As I write these words, Gumbo has settled into his bed upstairs 10 weeks after we brought him home. The first few weeks he lived here, I often told friends, family, and strangers that he was a “work in progress”; an energetic puppy in need of a lot of training, and daily trips to the dog park. We gave him tasty treats for sitting, and we induced vomiting when he dined on our socks. We laughed as he navigated what appeared to be his first set of stairs. He took two
emergency trips to the animal hospital in the first month. He met Othello and wagged his tail as Othello growled at him and slowly backed away. He devoured three rope toys and a few other chew toys. He slept at our feet while we watched LOST. He retrieved tennis balls and promptly lost them while getting distracted on the return trip. We took him on road trips with us and let him lean forward and rest his head on our shoulders. We loved him.
But Gumbo needs more than love. Gumbo was born on the street, and has spent most of his life hopping around from home to home, never certain when and where he’ll find his next meal, never certain if he should feel safe. And so Gumbo the loveable puppy is at times Gumbo the unpredictable, growling, barking, biting dog with sharp teeth. He guards his food. He sometimes guards his toys. He gets on edge when he senses food in the air. And more unpredictably, he gets on edge when he’s tired; when LOST has ended and we attempt to stand up, we’re met with a scared dog attempting to bite our ankles. If born into a different situation, if his litter wasn’t discarded by an inept human who was most likely an inept parent, he’d not only be the most adorable and loving dog ever adopted, but also the most trustworthy one. Unfortunately, that’s not the hand he was dealt in life. We don’t love Gumbo less for this, which makes what happens next especially difficult.

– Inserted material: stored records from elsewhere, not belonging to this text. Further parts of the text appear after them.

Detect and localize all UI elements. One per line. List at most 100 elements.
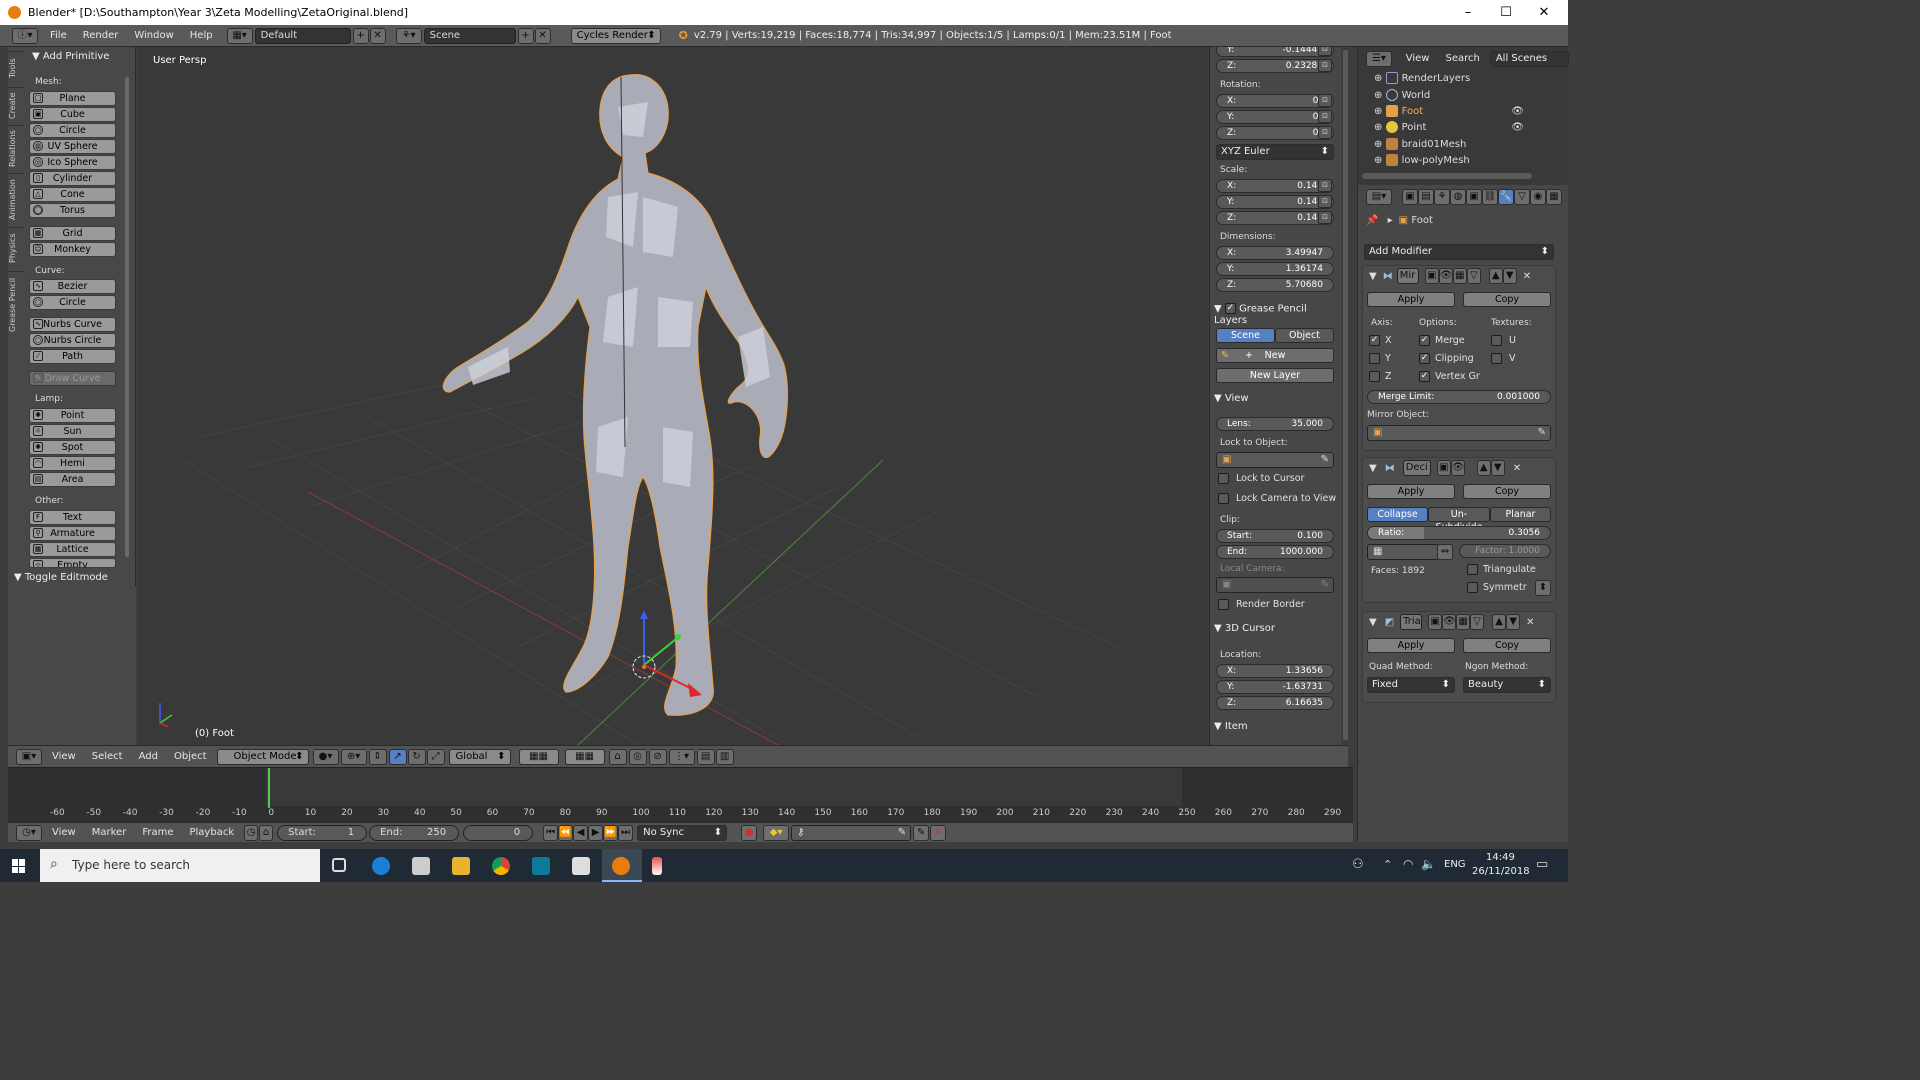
ngon-method-dropdown[interactable]: Beauty ⬍ bbox=[1463, 677, 1551, 693]
symmetry-factor-field[interactable]: Factor: 1.0000 bbox=[1459, 544, 1551, 558]
visibility-eye-icon[interactable]: 👁 bbox=[1511, 120, 1524, 136]
add-curve-circle-button[interactable]: ○ Circle bbox=[29, 295, 116, 310]
menu-outliner-search[interactable]: Search bbox=[1437, 48, 1487, 70]
axis-y-checkbox[interactable] bbox=[1369, 353, 1380, 364]
editmode-toggle-icon[interactable]: ▦ bbox=[1456, 614, 1471, 630]
render-context-icon[interactable]: ▣ bbox=[1402, 189, 1418, 205]
clock-time[interactable]: 14:49 bbox=[1486, 852, 1515, 863]
opengl-anim-icon[interactable]: ▥ bbox=[715, 748, 734, 765]
visual-studio-icon[interactable] bbox=[532, 857, 550, 875]
rotate-manipulator-icon[interactable]: ↻ bbox=[407, 748, 426, 765]
triangulate-checkbox[interactable] bbox=[1467, 564, 1478, 575]
dimensions-z-field[interactable]: Z: 5.70680 bbox=[1216, 278, 1334, 292]
world-context-icon[interactable]: ◍ bbox=[1450, 189, 1466, 205]
cursor-x-field[interactable]: X: 1.33656 bbox=[1216, 664, 1334, 678]
delete-keyframe-icon[interactable]: ✕ bbox=[930, 824, 947, 841]
mirror-copy-button[interactable]: Copy bbox=[1463, 292, 1551, 307]
rotation-y-field[interactable]: Y:0° bbox=[1216, 110, 1334, 124]
clip-end-field[interactable]: End: 1000.000 bbox=[1216, 545, 1334, 559]
add-spot-lamp-button[interactable]: ✺ Spot bbox=[29, 440, 116, 455]
people-icon[interactable]: ⚇ bbox=[1352, 857, 1364, 872]
editor-type-3d-icon[interactable]: ▣▾ bbox=[16, 748, 42, 765]
language-indicator[interactable]: ENG bbox=[1444, 859, 1466, 870]
render-engine-dropdown[interactable]: Cycles Render ⬍ bbox=[570, 27, 661, 44]
menu-frame[interactable]: Frame bbox=[134, 822, 181, 844]
add-text-button[interactable]: F Text bbox=[29, 510, 116, 525]
add-grid-button[interactable]: ▦ Grid bbox=[29, 226, 116, 241]
character-mesh[interactable] bbox=[442, 74, 788, 716]
play-icon[interactable]: ▶ bbox=[588, 824, 604, 841]
render-toggle-icon[interactable]: ▣ bbox=[1436, 460, 1451, 476]
lock-icon[interactable]: ⊡ bbox=[1318, 47, 1332, 56]
n-panel-scrollbar[interactable] bbox=[1343, 50, 1348, 740]
cage-toggle-icon[interactable]: ▽ bbox=[1470, 614, 1485, 630]
notifications-icon[interactable]: ▭ bbox=[1536, 857, 1548, 872]
scene-field[interactable]: Scene bbox=[423, 27, 516, 44]
triangulate-apply-button[interactable]: Apply bbox=[1367, 638, 1455, 653]
outliner-row-lowpolymesh[interactable]: ⊕ low-polyMesh bbox=[1374, 153, 1554, 169]
file-explorer-icon[interactable] bbox=[452, 857, 470, 875]
3d-viewport[interactable]: User Persp (0) Foot bbox=[138, 47, 1208, 745]
display-mode-dropdown[interactable]: All Scenes bbox=[1489, 51, 1569, 67]
editmode-toggle-icon[interactable]: ▦ bbox=[1452, 268, 1467, 284]
jump-key-back-icon[interactable]: ⏪ bbox=[558, 824, 574, 841]
3d-cursor-header[interactable]: ▼ 3D Cursor bbox=[1214, 623, 1275, 634]
invert-vertex-group-icon[interactable]: ⇔ bbox=[1437, 544, 1453, 560]
maximize-button[interactable]: ☐ bbox=[1487, 0, 1525, 25]
modifiers-context-icon[interactable]: 🔧 bbox=[1498, 189, 1514, 205]
dimensions-x-field[interactable]: X: 3.49947 bbox=[1216, 246, 1334, 260]
tab-create[interactable]: Create bbox=[8, 87, 24, 123]
add-monkey-button[interactable]: ☺ Monkey bbox=[29, 242, 116, 257]
lock-layers-icon[interactable]: ⌂ bbox=[608, 748, 627, 765]
axis-x-checkbox[interactable]: ✓ bbox=[1369, 335, 1380, 346]
render-toggle-icon[interactable]: ▣ bbox=[1428, 614, 1443, 630]
add-hemi-lamp-button[interactable]: ◠ Hemi bbox=[29, 456, 116, 471]
layout-field[interactable]: Default bbox=[254, 27, 351, 44]
timeline-editor[interactable]: -60 -50 -40 -30 -20 -10 0 10 20 30 40 50 60 70 80 90 100… bbox=[8, 767, 1353, 822]
triangulate-name-field[interactable]: Tria bbox=[1400, 614, 1423, 630]
scale-manipulator-icon[interactable]: ⤢ bbox=[426, 748, 445, 765]
remove-scene-icon[interactable]: ✕ bbox=[534, 27, 551, 44]
add-modifier-dropdown[interactable]: Add Modifier ⬍ bbox=[1364, 244, 1554, 260]
lock-icon[interactable]: ⊡ bbox=[1318, 179, 1332, 192]
add-uv-sphere-button[interactable]: ◍ UV Sphere bbox=[29, 139, 116, 154]
jump-start-icon[interactable]: ⏮ bbox=[543, 824, 559, 841]
minimize-button[interactable]: – bbox=[1449, 0, 1487, 25]
add-armature-button[interactable]: ⚲ Armature bbox=[29, 526, 116, 541]
remove-modifier-icon[interactable]: ✕ bbox=[1526, 617, 1534, 628]
cursor-z-field[interactable]: Z: 6.16635 bbox=[1216, 696, 1334, 710]
decimate-copy-button[interactable]: Copy bbox=[1463, 484, 1551, 499]
proportional-edit-icon[interactable]: ◎ bbox=[628, 748, 647, 765]
gp-scene-button[interactable]: Scene bbox=[1216, 328, 1275, 343]
add-nurbs-curve-button[interactable]: ∿ Nurbs Curve bbox=[29, 317, 116, 332]
add-primitive-header[interactable]: ▼ Add Primitive bbox=[24, 49, 109, 65]
lock-icon[interactable]: ⊡ bbox=[1318, 126, 1332, 139]
keying-set-icon[interactable]: ◆▾ bbox=[763, 824, 790, 841]
menu-view[interactable]: View bbox=[44, 746, 84, 768]
mirror-name-field[interactable]: Mir bbox=[1396, 268, 1419, 284]
gp-new-button[interactable]: ✎ + New bbox=[1216, 348, 1334, 363]
volume-icon[interactable]: 🔈 bbox=[1421, 857, 1436, 871]
layer-buttons-b[interactable]: ▦▦ bbox=[564, 748, 605, 765]
ratio-slider[interactable]: Ratio: 0.3056 bbox=[1367, 526, 1551, 540]
preview-range-icon[interactable]: ◷ bbox=[244, 824, 259, 841]
current-frame-field[interactable]: 0 bbox=[463, 824, 534, 841]
add-ico-sphere-button[interactable]: ◎ Ico Sphere bbox=[29, 155, 116, 170]
add-sun-lamp-button[interactable]: ☼ Sun bbox=[29, 424, 116, 439]
add-bezier-button[interactable]: ∿ Bezier bbox=[29, 279, 116, 294]
menu-marker[interactable]: Marker bbox=[84, 822, 135, 844]
texture-u-checkbox[interactable] bbox=[1491, 335, 1502, 346]
texture-context-icon[interactable]: ▦ bbox=[1546, 189, 1562, 205]
local-camera-field[interactable]: ▣ ✎ bbox=[1216, 577, 1334, 593]
add-empty-button[interactable]: ⊹ Empty bbox=[29, 558, 116, 568]
manipulator-toggle-icon[interactable]: ⇕ bbox=[368, 748, 387, 765]
toggle-editmode-header[interactable]: ▼ Toggle Editmode bbox=[14, 572, 134, 586]
add-path-button[interactable]: ⁄ Path bbox=[29, 349, 116, 364]
insert-keyframe-icon[interactable]: ✎ bbox=[913, 824, 930, 841]
add-cylinder-button[interactable]: ▯ Cylinder bbox=[29, 171, 116, 186]
tray-chevron-icon[interactable]: ⌃ bbox=[1383, 858, 1392, 871]
location-y-field[interactable]: Y: -0.14446 bbox=[1216, 47, 1334, 57]
merge-checkbox[interactable]: ✓ bbox=[1419, 335, 1430, 346]
rotation-z-field[interactable]: Z:0° bbox=[1216, 126, 1334, 140]
mode-dropdown[interactable]: Object Mode ⬍ bbox=[216, 748, 309, 765]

As you read these words, my fiancé and I will most likely be on the road to return Gumbo to the animal sanctuary. Gumbo needs the right kind of parent in his life: someone with no children in their lives; someone with experience dealing with the most serious rescue dog issues; someone who can love him as much as we do, but who will also be able to meet his training needs better than we have been able to. People have told me it’s not our fault; that we have been great parents to Gumbo; that we are giving him the opportunity to find his “forever home.” I hope they are right. I hope he finds peace in life, I hope he spreads joy, and I hope he brings a smile to the faces of those in need of the kind of smile that helps you forget how horrible this world can be.